While scanning the editorial pages this morning I really found nothing worth commenting on. The New York Time has a piece by that delusional fat head Thomas Friedman who in spite of the fact he has consistently been wrong still considers himself a "mid east expert". And then there is Maureen Dowd, I don't know if she's drinking too much or I'm not drinking enough but even when she right her columns are rarely worth a second glance. I don't even remember what was in the Washington Post so it must not have been much. I cruised over to the Christian Science Monitor and found this piece from
Daniel Schorr, about the last guy left from the "Liberal Media", and he talks about the media.
Washington these days feels a little like Moscow in Soviet times when the government routinely dispensed information to the public and the public routinely didn't believe it. The two main newspapers were the Communist Party organ, Pravda, (Truth) and the Soviet government organ, Izvestiya (News). People used to say, "There is no Izvestiya in Pravda and no Pravda in Izvestiya."
Sounds familiar doesn't it? Both the "Liberal" New York Times and Washington Post played a big part in pushing the administrations lies in the run up to the war. The "reporting" of Elisabeth Bumiller leading up to the war is even more unforgivable than the lies of Dr. Rice and Dick Cheney and like Rice and Cheney she still has a job. There is no truth in the news indeed.
For three years our leaders told us that Iraq for sure had weapons of mass destruction ... well, pretty sure ... well, maybe. One war later, after scouring the countryside, the government admits that there weren't any such weapons. If President Bush were to go on TV one of these days and say that Iran has developed a nuclear bomb, requiring American action, who would believe him?

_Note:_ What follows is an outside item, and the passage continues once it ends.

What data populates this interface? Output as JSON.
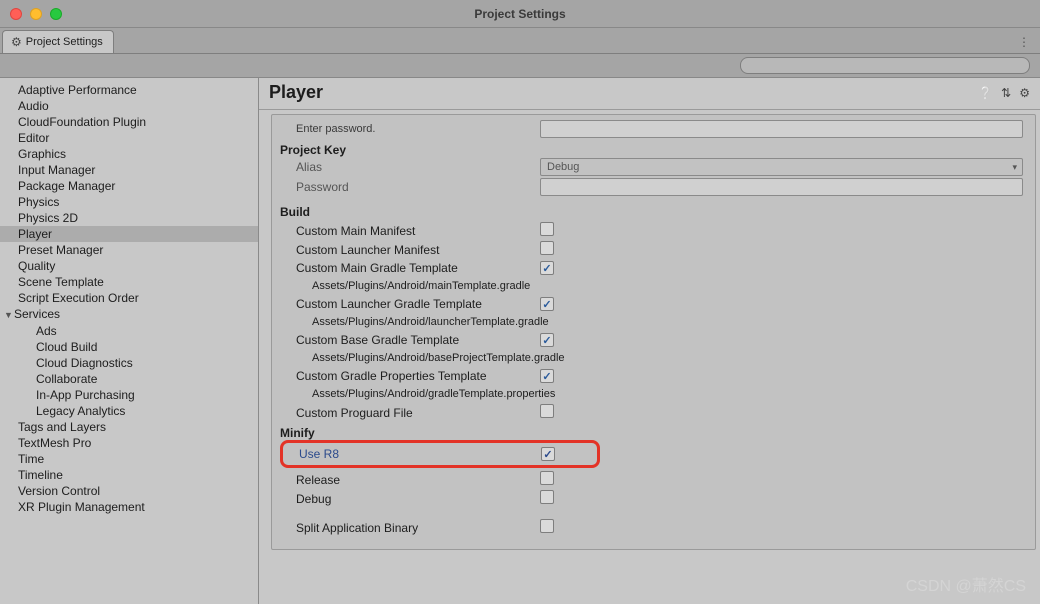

On a less momentous scale, who can believe TV news reports when they may turn out to be government-financed videos? Have you ever seen the report on the drug benefits of the Bush Medicare act that ran on 40 local TV stations, complete with the "out-cue": "In Washington, I'm Karen Ryan reporting"? The Department of Health and Human Services paid her to play the role of reporter. Or, did you see the report on the antidrug campaign produced by the Office of National Drug Control Policy, narrated by nonjournalist Mike Morris?

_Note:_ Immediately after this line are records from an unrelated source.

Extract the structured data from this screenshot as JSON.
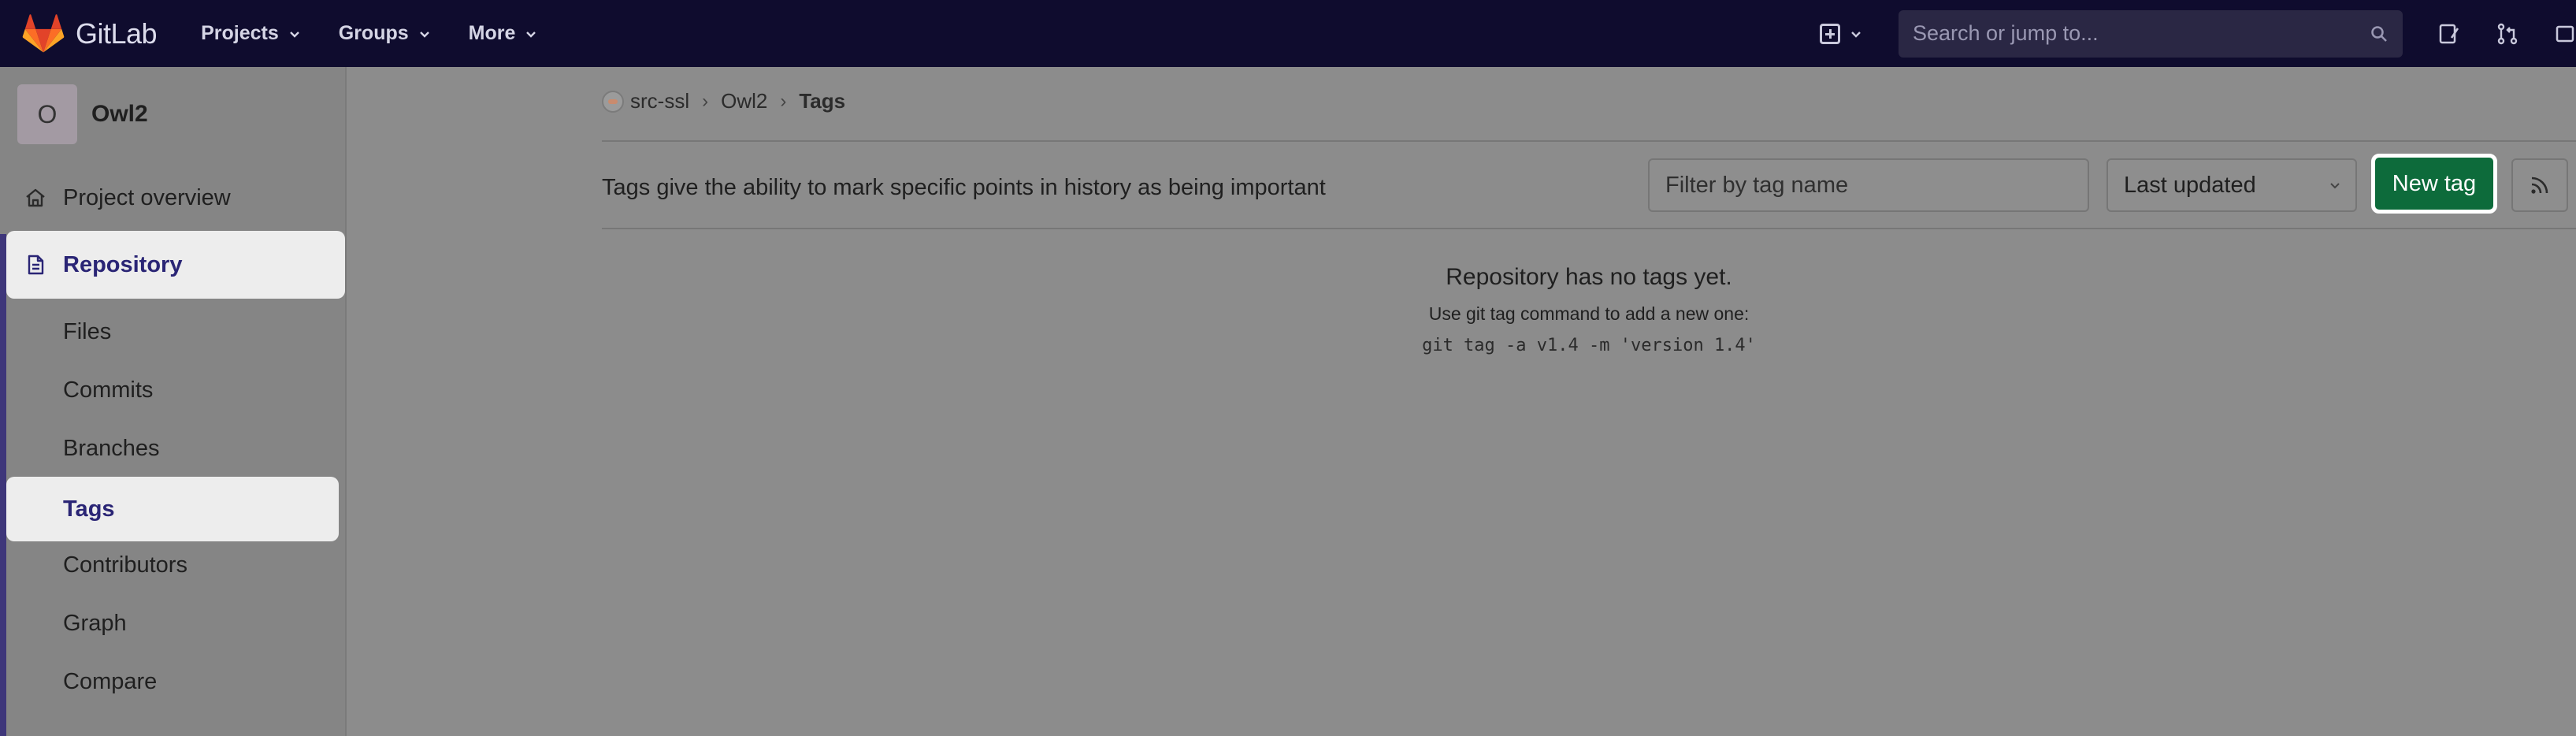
{
  "navbar": {
    "brand": "GitLab",
    "menu": [
      {
        "label": "Projects"
      },
      {
        "label": "Groups"
      },
      {
        "label": "More"
      }
    ],
    "search": {
      "placeholder": "Search or jump to..."
    },
    "icons": [
      "plus-square-icon",
      "issues-icon",
      "merge-request-icon"
    ]
  },
  "sidebar": {
    "avatar_letter": "O",
    "project_name": "Owl2",
    "items": [
      {
        "label": "Project overview",
        "icon": "home-icon"
      },
      {
        "label": "Repository",
        "icon": "document-icon"
      }
    ],
    "sub_items": [
      {
        "label": "Files"
      },
      {
        "label": "Commits"
      },
      {
        "label": "Branches"
      },
      {
        "label": "Tags"
      },
      {
        "label": "Contributors"
      },
      {
        "label": "Graph"
      },
      {
        "label": "Compare"
      }
    ]
  },
  "breadcrumb": {
    "group": "src-ssl",
    "project": "Owl2",
    "current": "Tags"
  },
  "tags_page": {
    "description": "Tags give the ability to mark specific points in history as being important",
    "filter_placeholder": "Filter by tag name",
    "sort_selected": "Last updated",
    "new_tag_label": "New tag",
    "empty_title": "Repository has no tags yet.",
    "empty_hint": "Use git tag command to add a new one:",
    "empty_command": "git tag -a v1.4 -m 'version 1.4'"
  },
  "colors": {
    "navbar_bg": "#0f0c2e",
    "active_text": "#2a2575",
    "new_tag_bg": "#0d6b3b"
  }
}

Or, more recently, the TV and newspaper comments of Armstrong Williams, praising the Bush No Child Left Behind education act, bought with $240,000 of Education Department money?
There is only one word for it propaganda. The tool of dictatorships and police states everywhere and now in Newspapers and on TV stations here in "the land of the free".

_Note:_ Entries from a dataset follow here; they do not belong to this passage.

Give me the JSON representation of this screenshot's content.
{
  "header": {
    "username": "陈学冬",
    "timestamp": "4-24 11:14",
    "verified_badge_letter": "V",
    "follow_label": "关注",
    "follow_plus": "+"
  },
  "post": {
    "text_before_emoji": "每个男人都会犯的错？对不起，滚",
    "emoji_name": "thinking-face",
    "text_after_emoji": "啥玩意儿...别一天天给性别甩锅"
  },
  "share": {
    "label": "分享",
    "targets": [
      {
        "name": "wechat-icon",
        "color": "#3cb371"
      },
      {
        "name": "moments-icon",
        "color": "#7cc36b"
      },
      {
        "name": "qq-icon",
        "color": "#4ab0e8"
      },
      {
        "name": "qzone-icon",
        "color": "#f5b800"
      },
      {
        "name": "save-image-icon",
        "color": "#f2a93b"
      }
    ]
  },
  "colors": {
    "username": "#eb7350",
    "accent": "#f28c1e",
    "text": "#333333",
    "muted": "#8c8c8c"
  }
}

Appropriation bills often contain a prohibition on the use of taxpayer money for government propaganda. That has certainly been violated many times. Would it be too much to require that these pseudo-news reports at least reveal the source of their funding? If people knew it came from the government, they might not believe it.
The people of the old Soviet Union had the sense to know it was lies and propaganda, I'm afraid the same can't be said for the majority of the citizens of this United States.